Escalofríos no era el de siempre. Aunque quizá fuese la persona que siempre hubiera querido ser. El dolor le había vuelto loco. O quizá fuese que no veía bien con el ojo que le habían dejado. O quizá que se le hubiera roto por dentro por culpa de las cáscaras que se había estado fumando durante los últimos días. Fueran las que fuesen las razones, había ido a parar al infierno.

Y le gustaba.

La larga sala latía, relucía, se estremecía como la superficie de una piscina. La luz del sol entraba por las ventanas, clavándose en él y deslumbrándole como hubiesen hecho cientos y más cientos de cristalinas facetas. Las esculturas brillaban, sonreían, sudaban, le animaban. El dolor había despejado todas sus dudas, sus miedos, sus preguntas, sus opciones. Toda aquella mierda había supuesto un peso para él. Toda aquella mierda era debilidad, mentiras y una pérdida de esfuerzo. Había convertido en complicadas cosas que eran hermosas y espantosamente simples. Su hacha tenía todas las respuestas que necesitaba.

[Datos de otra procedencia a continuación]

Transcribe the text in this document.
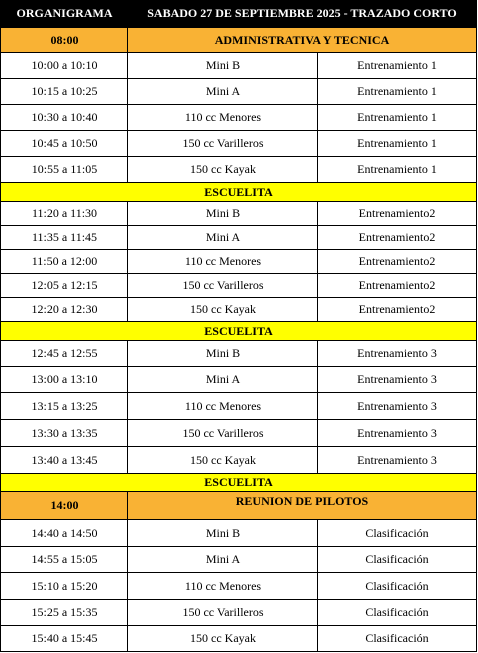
ORGANIGRAMA	SABADO 27 DE SEPTIEMBRE 2025 - TRAZADO CORTO
08:00	ADMINISTRATIVA Y TECNICA
10:00 a 10:10	Mini B	Entrenamiento 1
10:15 a 10:25	Mini A	Entrenamiento 1
10:30 a 10:40	110 cc Menores	Entrenamiento 1
10:45 a 10:50	150 cc Varilleros	Entrenamiento 1
10:55 a 11:05	150 cc Kayak	Entrenamiento 1
ESCUELITA
11:20 a 11:30	Mini B	Entrenamiento2
11:35 a 11:45	Mini A	Entrenamiento2
11:50 a 12:00	110 cc Menores	Entrenamiento2
12:05 a 12:15	150 cc Varilleros	Entrenamiento2
12:20 a 12:30	150 cc Kayak	Entrenamiento2
ESCUELITA
12:45 a 12:55	Mini B	Entrenamiento 3
13:00 a 13:10	Mini A	Entrenamiento 3
13:15 a 13:25	110 cc Menores	Entrenamiento 3
13:30 a 13:35	150 cc Varilleros	Entrenamiento 3
13:40 a 13:45	150 cc Kayak	Entrenamiento 3
ESCUELITA
14:00	REUNION DE PILOTOS
14:40 a 14:50	Mini B	Clasificación
14:55 a 15:05	Mini A	Clasificación
15:10 a 15:20	110 cc Menores	Clasificación
15:25 a 15:35	150 cc Varilleros	Clasificación
15:40 a 15:45	150 cc Kayak	Clasificación
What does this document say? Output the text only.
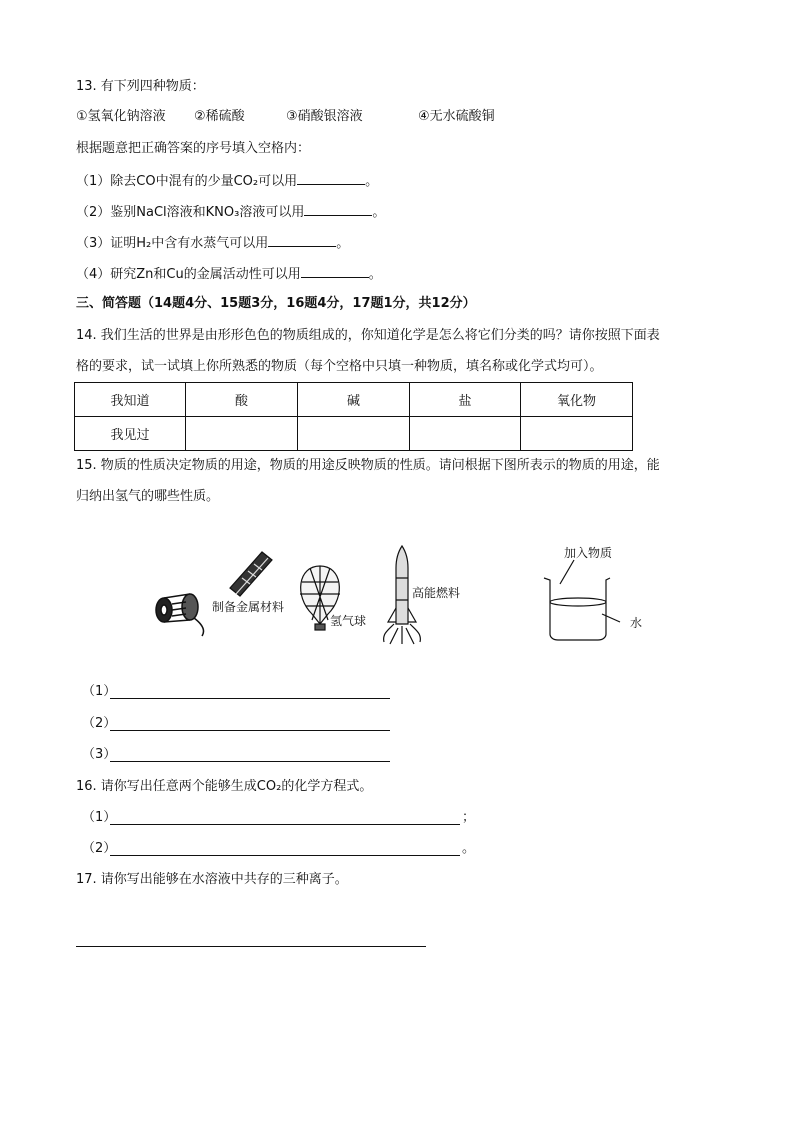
13. 有下列四种物质：
①氢氧化钠溶液 ②稀硫酸	③硝酸银溶液	④无水硫酸铜
根据题意把正确答案的序号填入空格内：
（1）除去CO中混有的少量CO₂可以用	。
（2）鉴别NaCl溶液和KNO₃溶液可以用	。
（3）证明H₂中含有水蒸气可以用	。
（4）研究Zn和Cu的金属活动性可以用	。
三、简答题（14题4分、15题3分，16题4分，17题1分，共12分）
14. 我们生活的世界是由形形色色的物质组成的，你知道化学是怎么将它们分类的吗？请你按照下面表
格的要求，试一试填上你所熟悉的物质（每个空格中只填一种物质，填名称或化学式均可）。
我知道	酸	碱	盐	氧化物
我见过				
15. 物质的性质决定物质的用途，物质的用途反映物质的性质。请问根据下图所表示的物质的用途，能
归纳出氢气的哪些性质。
制备金属材料
氢气球
高能燃料
加入物质
水
（1）
（2）
（3）
16. 请你写出任意两个能够生成CO₂的化学方程式。
（1）	；
（2）	。
17. 请你写出能够在水溶液中共存的三种离子。
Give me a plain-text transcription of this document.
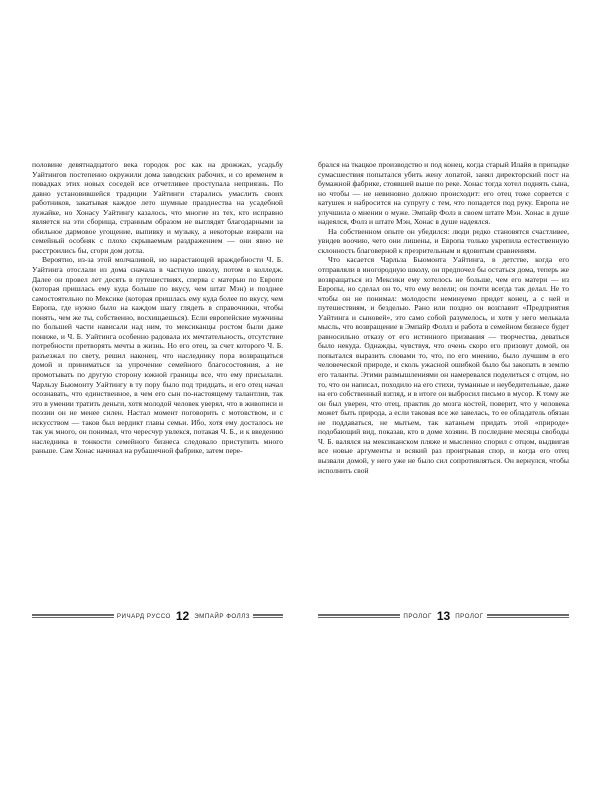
половине девятнадцатого века городок рос как на дрожжах, усадьбу Уайтингов постепенно окружили дома заводских рабочих, и со временем в повадках этих новых соседей все отчетливее проступала неприязнь. По давно установившейся традиции Уайтинги старались умаслить своих работников, закатывая каждое лето шумные празднества на усадебной лужайке, но Хонасу Уайтингу казалось, что многие из тех, кто исправно является на эти сборища, странным образом не выглядят благодарными за обильное дармовое угощение, выпивку и музыку, а некоторые взирали на семейный особняк с плохо скрываемым раздражением — они явно не расстроились бы, сгори дом дотла.

Вероятно, из-за этой молчаливой, но нарастающей враждебности Ч. Б. Уайтинга отослали из дома сначала в частную школу, потом в колледж. Далее он провел лет десять в путешествиях, сперва с матерью по Европе (которая пришлась ему куда больше по вкусу, чем штат Мэн) и позднее самостоятельно по Мексике (которая пришлась ему куда более по вкусу, чем Европа, где нужно было на каждом шагу глядеть в справочники, чтобы понять, чем же ты, собственно, восхищаешься). Если европейские мужчины по большей части нависали над ним, то мексиканцы ростом были даже пониже, и Ч. Б. Уайтинга особенно радовала их мечтательность, отсутствие потребности претворять мечты в жизнь. Но его отец, за счет которого Ч. Б. разъезжал по свету, решил наконец, что наследнику пора возвращаться домой и приниматься за упрочение семейного благосостояния, а не промотывать по другую сторону южной границы все, что ему присылали. Чарльзу Бьюмонту Уайтингу в ту пору было под тридцать, и его отец начал осознавать, что единственное, в чем его сын по-настоящему талантлив, так это в умении тратить деньги, хотя молодой человек уверял, что в живописи и поэзии он не менее силен. Настал момент поговорить с мотовством, и с искусством — таков был вердикт главы семьи. Ибо, хотя ему досталось не так уж много, он понимал, что чересчур увлекся, потакая Ч. Б., и к введению наследника в тонкости семейного бизнеса следовало приступить много раньше. Сам Хонас начинал на рубашечной фабрике, затем пере-

брался на ткацкое производство и под конец, когда старый Илайя в припадке сумасшествия попытался убить жену лопатой, занял директорский пост на бумажной фабрике, стоявшей выше по реке. Хонас тогда хотел поднять сына, но чтобы — не невиновно должно происходит: его отец тоже сорвется с катушек и набросится на супругу с тем, что попадется под руку. Европа не улучшила о мнении о муже. Эмпайр Фолз в своем штате Мэн. Хонас в душе надеялся, Фолз и штате Мэн, Хонас в душе надеялся.

На собственном опыте он убедился: люди редко становятся счастливее, увидев воочию, чего они лишены, и Европа только укрепила естественную склонность благоверной к презрительным и ядовитым сравнениям.

Что касается Чарльза Бьюмонта Уайтинга, в детстве, когда его отправляли в иногородную школу, он предпочел бы остаться дома, теперь же возвращаться из Мексики ему хотелось не больше, чем его матери — из Европы, но сделал он то, что ему велели; он почти всегда так делал. Не то чтобы он не понимал: молодости неминуемо придет конец, а с ней и путешествиям, и безделью. Рано или поздно он возглавит «Предприятия Уайтинга и сыновей», это само собой разумелось, и хотя у него мелькала мысль, что возвращение в Эмпайр Фоллз и работа в семейном бизнесе будет равносильно отказу от его истинного призвания — творчества, деваться было некуда. Однажды, чувствуя, что очень скоро его призовут домой, он попытался выразить словами то, что, по его мнению, было лучшим в его человеческой природе, и сколь ужасной ошибкой было бы закопать в землю его таланты. Этими размышлениями он намеревался поделиться с отцом, но то, что он написал, походило на его стихи, туманные и неубедительные, даже на его собственный взгляд, и в итоге он выбросил письмо в мусор. К тому же он был уверен, что отец, практик до мозга костей, поверит, что у человека может быть природа, а если таковая все же завелась, то ее обладатель обязан не поддаваться, не мытьем, так катаньем придать этой «природе» подобающий вид, показав, кто в доме хозяин. В последние месяцы свободы Ч. Б. валялся на мексиканском пляже и мысленно спорил с отцом, выдвигая все новые аргументы и всякий раз проигрывая спор, и когда его отец вызвали домой, у него уже не было сил сопротивляться. Он вернулся, чтобы исполнить свой

РИЧАРД РУССО 12 ЭМПАЙР ФОЛЛЗ	ПРОЛОГ 13 ПРОЛОГ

La hoja de su hacha atrapó la luz del sol y cayó siseando con un gran reguero blanco sobre el brazo de un contrario, que a su vez despidió unas largas tiras negras. Trozos de ropa. Carne arrancada. Hueso astillado. Metal doblado y retorcido. Una lanza entró por el escudo de Escalofríos, que pudo sentir en la boca el dulzor de un rugido al volver a girar el hacha. Se aplastó contra el peto del contrario, dejando en él una enorme abolladura y metiendo su cuerpo estremecido en una urna labrada que reventó y dejó en el suelo un montón de restos de cerámica.